Le fondateur de la Ve République, grand pourfendeur de la IVe et de son régime des partis, doit se dire qu’il a réussi : y’a plus de partis !
J’exagère à peine : le PS out, LR en voie d’implosion, le PCF disparaît, le RN n’existe que par Marine Le Pen… EELV est un conglomérat hétéroclite où déjà les clivages entre un mol Jadot qui rêve de la future présidentielle et un Piolle bien ambigüe prenant son contre-pied, ne laisse pas augurer d’une nouvelle mouture de la gauche plurielle.
LREM lors des élections municipales a fait la démonstration de son inexistence en tant que parti politique. La start-up Macron sonne le creux.
Alors, cher Jean-François, peut-on dynamiter la Constitution de la Ve République sans artificiers ?
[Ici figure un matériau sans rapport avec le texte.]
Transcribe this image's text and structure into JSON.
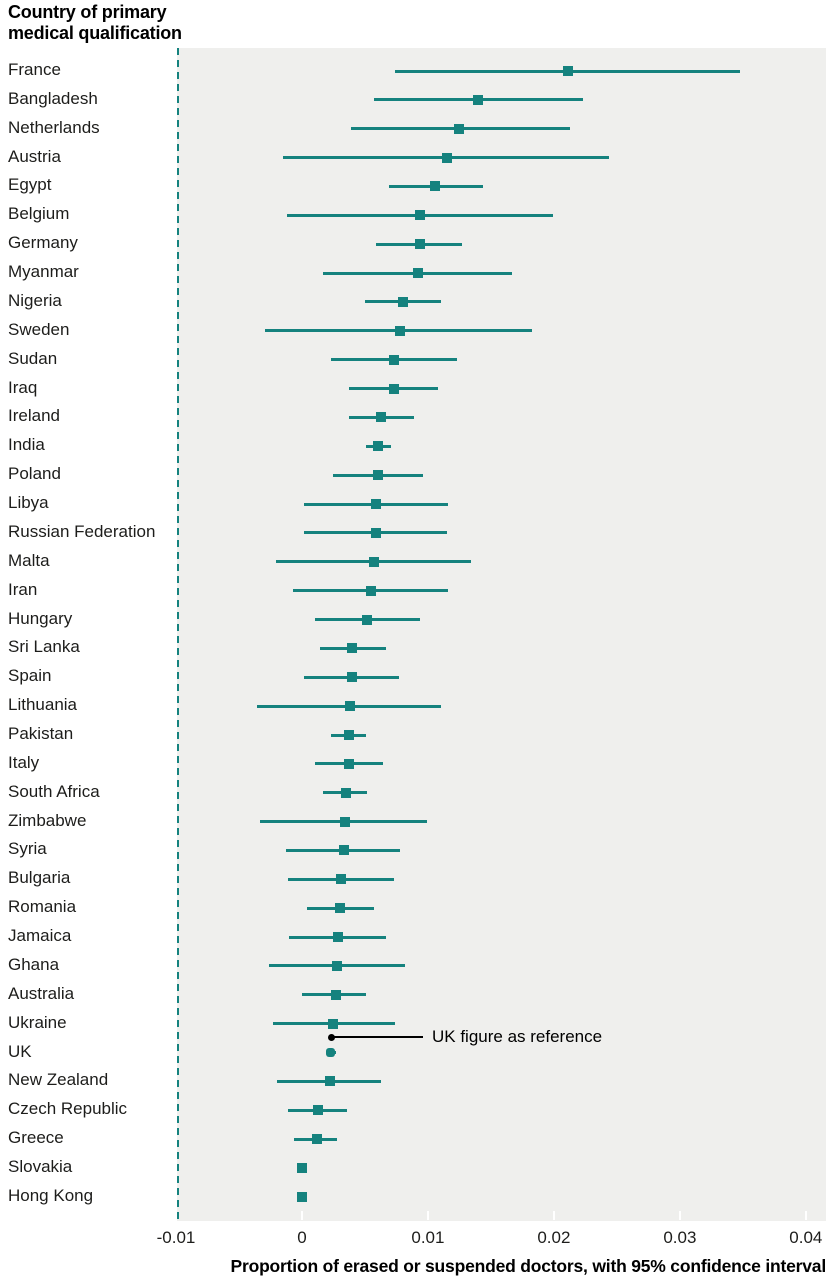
{
  "header": {
    "column_title": "Country of primary medical qualification"
  },
  "annotation": {
    "label": "UK figure as reference"
  },
  "colors": {
    "series_teal": "#15827e",
    "plot_background": "#efefed",
    "reference_annotation": "#000000",
    "text": "#1d1d1b"
  },
  "chart_data": {
    "type": "scatter",
    "subtype": "forest-plot-with-95pct-confidence-intervals",
    "title": "Country of primary medical qualification",
    "xlabel": "Proportion of erased or suspended doctors, with 95% confidence interval",
    "ylabel": "",
    "grid": false,
    "legend": "none",
    "x_axis": {
      "min": -0.00992,
      "max": 0.0416,
      "ticks": [
        -0.01,
        0,
        0.01,
        0.02,
        0.03,
        0.04
      ],
      "tick_labels": [
        "-0.01",
        "0",
        "0.01",
        "0.02",
        "0.03",
        "0.04"
      ]
    },
    "reference_line": 0.0023,
    "reference_note": "UK figure as reference",
    "rows": [
      {
        "country": "France",
        "estimate": 0.0211,
        "ci_low": 0.0074,
        "ci_high": 0.0348
      },
      {
        "country": "Bangladesh",
        "estimate": 0.014,
        "ci_low": 0.0057,
        "ci_high": 0.0223
      },
      {
        "country": "Netherlands",
        "estimate": 0.0125,
        "ci_low": 0.0039,
        "ci_high": 0.0213
      },
      {
        "country": "Austria",
        "estimate": 0.0115,
        "ci_low": -0.0015,
        "ci_high": 0.0244
      },
      {
        "country": "Egypt",
        "estimate": 0.0106,
        "ci_low": 0.0069,
        "ci_high": 0.0144
      },
      {
        "country": "Belgium",
        "estimate": 0.0094,
        "ci_low": -0.0012,
        "ci_high": 0.0199
      },
      {
        "country": "Germany",
        "estimate": 0.0094,
        "ci_low": 0.0059,
        "ci_high": 0.0127
      },
      {
        "country": "Myanmar",
        "estimate": 0.0092,
        "ci_low": 0.0017,
        "ci_high": 0.0167
      },
      {
        "country": "Nigeria",
        "estimate": 0.008,
        "ci_low": 0.005,
        "ci_high": 0.011
      },
      {
        "country": "Sweden",
        "estimate": 0.0078,
        "ci_low": -0.0029,
        "ci_high": 0.0183
      },
      {
        "country": "Sudan",
        "estimate": 0.0073,
        "ci_low": 0.0023,
        "ci_high": 0.0123
      },
      {
        "country": "Iraq",
        "estimate": 0.0073,
        "ci_low": 0.0037,
        "ci_high": 0.0108
      },
      {
        "country": "Ireland",
        "estimate": 0.0063,
        "ci_low": 0.0037,
        "ci_high": 0.0089
      },
      {
        "country": "India",
        "estimate": 0.006,
        "ci_low": 0.0051,
        "ci_high": 0.0071
      },
      {
        "country": "Poland",
        "estimate": 0.006,
        "ci_low": 0.0025,
        "ci_high": 0.0096
      },
      {
        "country": "Libya",
        "estimate": 0.0059,
        "ci_low": 0.0002,
        "ci_high": 0.0116
      },
      {
        "country": "Russian Federation",
        "estimate": 0.0059,
        "ci_low": 0.0002,
        "ci_high": 0.0115
      },
      {
        "country": "Malta",
        "estimate": 0.0057,
        "ci_low": -0.0021,
        "ci_high": 0.0134
      },
      {
        "country": "Iran",
        "estimate": 0.0055,
        "ci_low": -0.0007,
        "ci_high": 0.0116
      },
      {
        "country": "Hungary",
        "estimate": 0.0052,
        "ci_low": 0.001,
        "ci_high": 0.0094
      },
      {
        "country": "Sri Lanka",
        "estimate": 0.004,
        "ci_low": 0.0014,
        "ci_high": 0.0067
      },
      {
        "country": "Spain",
        "estimate": 0.004,
        "ci_low": 0.0002,
        "ci_high": 0.0077
      },
      {
        "country": "Lithuania",
        "estimate": 0.0038,
        "ci_low": -0.0036,
        "ci_high": 0.011
      },
      {
        "country": "Pakistan",
        "estimate": 0.0037,
        "ci_low": 0.0023,
        "ci_high": 0.0051
      },
      {
        "country": "Italy",
        "estimate": 0.0037,
        "ci_low": 0.001,
        "ci_high": 0.0064
      },
      {
        "country": "South Africa",
        "estimate": 0.0035,
        "ci_low": 0.0017,
        "ci_high": 0.0052
      },
      {
        "country": "Zimbabwe",
        "estimate": 0.0034,
        "ci_low": -0.0033,
        "ci_high": 0.0099
      },
      {
        "country": "Syria",
        "estimate": 0.0033,
        "ci_low": -0.0013,
        "ci_high": 0.0078
      },
      {
        "country": "Bulgaria",
        "estimate": 0.0031,
        "ci_low": -0.0011,
        "ci_high": 0.0073
      },
      {
        "country": "Romania",
        "estimate": 0.003,
        "ci_low": 0.0004,
        "ci_high": 0.0057
      },
      {
        "country": "Jamaica",
        "estimate": 0.0029,
        "ci_low": -0.001,
        "ci_high": 0.0067
      },
      {
        "country": "Ghana",
        "estimate": 0.0028,
        "ci_low": -0.0026,
        "ci_high": 0.0082
      },
      {
        "country": "Australia",
        "estimate": 0.0027,
        "ci_low": 0.0,
        "ci_high": 0.0051
      },
      {
        "country": "Ukraine",
        "estimate": 0.0025,
        "ci_low": -0.0023,
        "ci_high": 0.0074
      },
      {
        "country": "UK",
        "estimate": 0.0023,
        "ci_low": 0.002,
        "ci_high": 0.0027,
        "is_reference": true
      },
      {
        "country": "New Zealand",
        "estimate": 0.0022,
        "ci_low": -0.002,
        "ci_high": 0.0063
      },
      {
        "country": "Czech Republic",
        "estimate": 0.0013,
        "ci_low": -0.0011,
        "ci_high": 0.0036
      },
      {
        "country": "Greece",
        "estimate": 0.0012,
        "ci_low": -0.0006,
        "ci_high": 0.0028
      },
      {
        "country": "Slovakia",
        "estimate": 0.0,
        "ci_low": 0.0,
        "ci_high": 0.0
      },
      {
        "country": "Hong Kong",
        "estimate": 0.0,
        "ci_low": 0.0,
        "ci_high": 0.0
      }
    ]
  }
}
Qui en prendra l’initiative ?
Les partis politiques en voie de marginalisation ?
Le peuple dans la rue ?
Révolution ?
Pourquoi pas mais n’oublions pas que les premiers gilets jaunes protestaient contre la pénalisation de la bagnole, ce peuple gueulard est profondément conservateur, le changement c’est pour les autres, ne pas toucher à mes privilèges, la place est aux Macron, Le Pen, Mélenchon, Jadot déjà dans les starting-blocks, accompagnés d’éventuels figurants : la grenouille Xavier Bertrand, le flou François Baroin… ou d’outsiders sortie du diable-vauvert Anne Hidalgo, Valérie Pécresse, Christiane Taubira, Ruffin… ou bien encore de madame Royal… et pourquoi pas Bigard ou Onfray ?
Qui de ceux-là portera la VIe République sur les fonds baptismaux ?
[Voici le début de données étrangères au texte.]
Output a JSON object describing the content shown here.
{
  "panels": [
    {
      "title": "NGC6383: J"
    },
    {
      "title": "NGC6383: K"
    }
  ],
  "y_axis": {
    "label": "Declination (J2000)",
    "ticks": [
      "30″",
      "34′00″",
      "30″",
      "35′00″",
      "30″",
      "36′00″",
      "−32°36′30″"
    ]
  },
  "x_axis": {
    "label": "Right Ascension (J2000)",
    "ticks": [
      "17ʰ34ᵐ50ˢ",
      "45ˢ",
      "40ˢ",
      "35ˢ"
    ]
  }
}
La votation future en 2022 enterrera-t-elle la Constitution de 1958 ?
J’en doute et, même si un élu de ton cœur vert accédait au trône, je le vois bien comme le Mitterrand du Coup d’Etat permanent s’accommoder du pouvoir personnel que confère cette fichue Constitution.
Revenons un instant aux victimes de la personnification de la vie politique : les partis.
Le petit opus « La fin des partis ? » auquel j’ai déjà fait référence permet, autant que faire de peu, d’éclairer notre lanterne sans pour autant répondre à la question.
« À travers les figures d’Emmanuel Macron et de Jean-Luc Mélenchon, l’élection présidentielle de 2017 a été le théâtre inédit du lancement d’entreprises politiques personnifiées par un candidat n’incarnant pas seulement une « ligne » ou un « destin », mais offrant sa personne en guise de programme : les composantes de sa personnalité devaient constituer en elles-mêmes un bien politique, à l’image des initiales (EM) désignant tant le leader (Emmanuel Macron) que le mouvement (En Marche !).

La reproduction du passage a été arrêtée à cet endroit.